風来庵風流記

縁側で、ひなたぼっこでもしながら、あれこれ心に映るよしなしごとを、そこはかとなく書き綴ります。

政争(4)究極の選択

2010-09-14 02:35:35 | 時事放談
 いよいよ明日に迫った民主党代表選ですが、わが国の首相が決まると言うのに、どうしてこんなに投げやりな気持ちになるのでしょうか。
 ワシントンポスト紙の社説は、小沢さんの「アメリカ人=単細胞」発言を根に持っているのか、代表選について「日本は三ヶ月前に選んだ新首相を放り出す可能性がある」と、トゲのある言い方で小沢さん有利を伝えているようです。共同通信が実施した電話世論調査でも、菅内閣支持率は54.7%と、前回から6.6ポイント上昇したそうですが(不支持率は4.7ポイント減の31.5%)、この時期に際立った手柄があったわけではありませんので、首相を頻繁に変えるなという声か、あるいは小沢さんへの反発か、いずれにせよ消極的ながらも支持が増え続けているのは、一部で広がる小沢さん待望論への警戒感が強まっているものと言えそうです。
 いずれが勝つにせよ、どうも奇妙な感じを拭えません。
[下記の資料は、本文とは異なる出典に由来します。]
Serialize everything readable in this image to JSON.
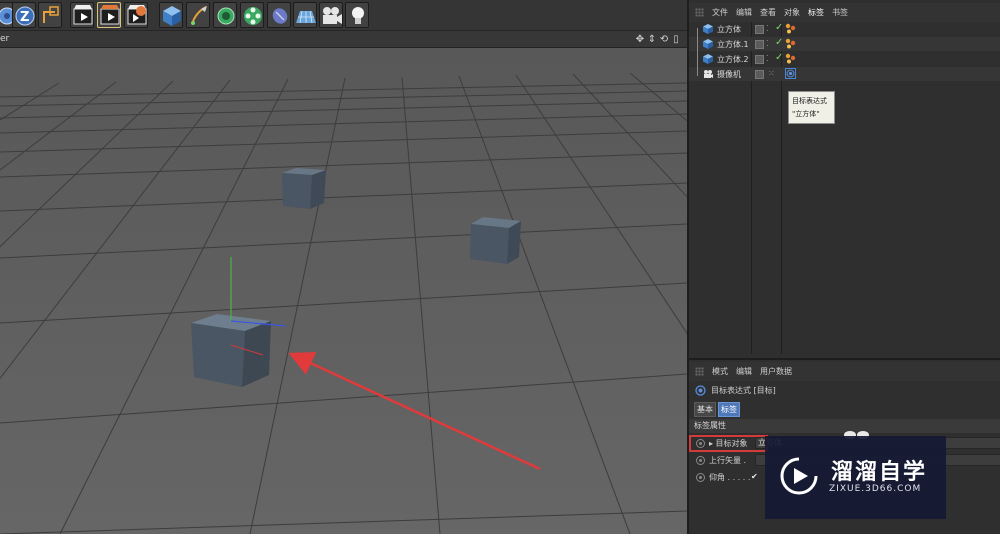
{
  "toolbar": {
    "icons": [
      "render-region-icon",
      "z-axis-icon",
      "world-coordinate-icon",
      "render-view-icon",
      "render-picture-viewer-icon",
      "render-settings-icon",
      "cube-icon",
      "pen-icon",
      "subdivision-icon",
      "array-icon",
      "deformer-icon",
      "floor-icon",
      "camera-icon",
      "light-icon"
    ]
  },
  "viewport": {
    "menu_stub": "er"
  },
  "object_manager": {
    "menu": [
      "文件",
      "编辑",
      "查看",
      "对象",
      "标签",
      "书签"
    ],
    "active_menu": "标签",
    "objects": [
      {
        "name": "立方体",
        "icon": "cube-icon",
        "tag": "texture-tag-icon"
      },
      {
        "name": "立方体.1",
        "icon": "cube-icon",
        "tag": "texture-tag-icon"
      },
      {
        "name": "立方体.2",
        "icon": "cube-icon",
        "tag": "texture-tag-icon"
      },
      {
        "name": "摄像机",
        "icon": "camera-icon",
        "tag": "target-tag-icon"
      }
    ],
    "tooltip": {
      "line1": "目标表达式",
      "line2": "\"立方体\""
    }
  },
  "attributes": {
    "menu": [
      "模式",
      "编辑",
      "用户数据"
    ],
    "title": "目标表达式 [目标]",
    "tabs": [
      "基本",
      "标签"
    ],
    "active_tab": "标签",
    "section": "标签属性",
    "properties": [
      {
        "label": "▸ 目标对象",
        "value": "立方体"
      },
      {
        "label": "上行矢量 .",
        "value": ""
      },
      {
        "label": "仰角 . . . . . ",
        "value": "✔"
      }
    ]
  },
  "watermark": {
    "title": "溜溜自学",
    "subtitle": "ZIXUE.3D66.COM"
  },
  "colors": {
    "accent_red": "#d33b3b",
    "selection_blue": "#4e78b8",
    "check_green": "#7bd36a"
  }
}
民主党という一政党の代表選挙でありながら、実質的に一国の首相を決める戦いなわけですが、立会演説を聞くことは出来ても、投票の局面で、私たち国民の大多数は置き去りです。そのくせ、外国人でも年会費わずか2000円でサポーター、6000円で党員になることができ、代表選挙に参加できるというのですから、民主党は一体誰のための政治をやろうとしているのか、どう考えても妙です。また、同じ政党内でありながら、まるで擬似・政権交代であるかのような戦いを、コップの中でもない、それこそお猪口の中で繰り広げている、その実態は、現職の総理大臣に対して、同じ党から内閣不信任案を突きつけているようなものであるのも、なんだか妙です。それならばいっそのこと解散をしてあらためて国民の信を問えばよいと思うのですが、そこまではしない。飽くまで昨年夏の政権交代を是として、そこを基点にリセットしようとしているだけです。さらに実際にそれぞれの政策を比べてみると、個別には多少の食い違いはあるにせよ、足を引っ張り合うほどのものなのかどうか疑問であるという点からも、妙です。政策の違い、ひいては日本をどう立て直すか、日本はどんな国を目指すべきかといった哲学の違いは見えて来なくて、一体何のために争っているのか、ただ今後の政局を巡って仲間内で争っているとしか思えません。
 こうして冒頭の疑問に戻るのですが、きっと日本の政治の選択肢が余りに乏しくなったからではないでしょうか。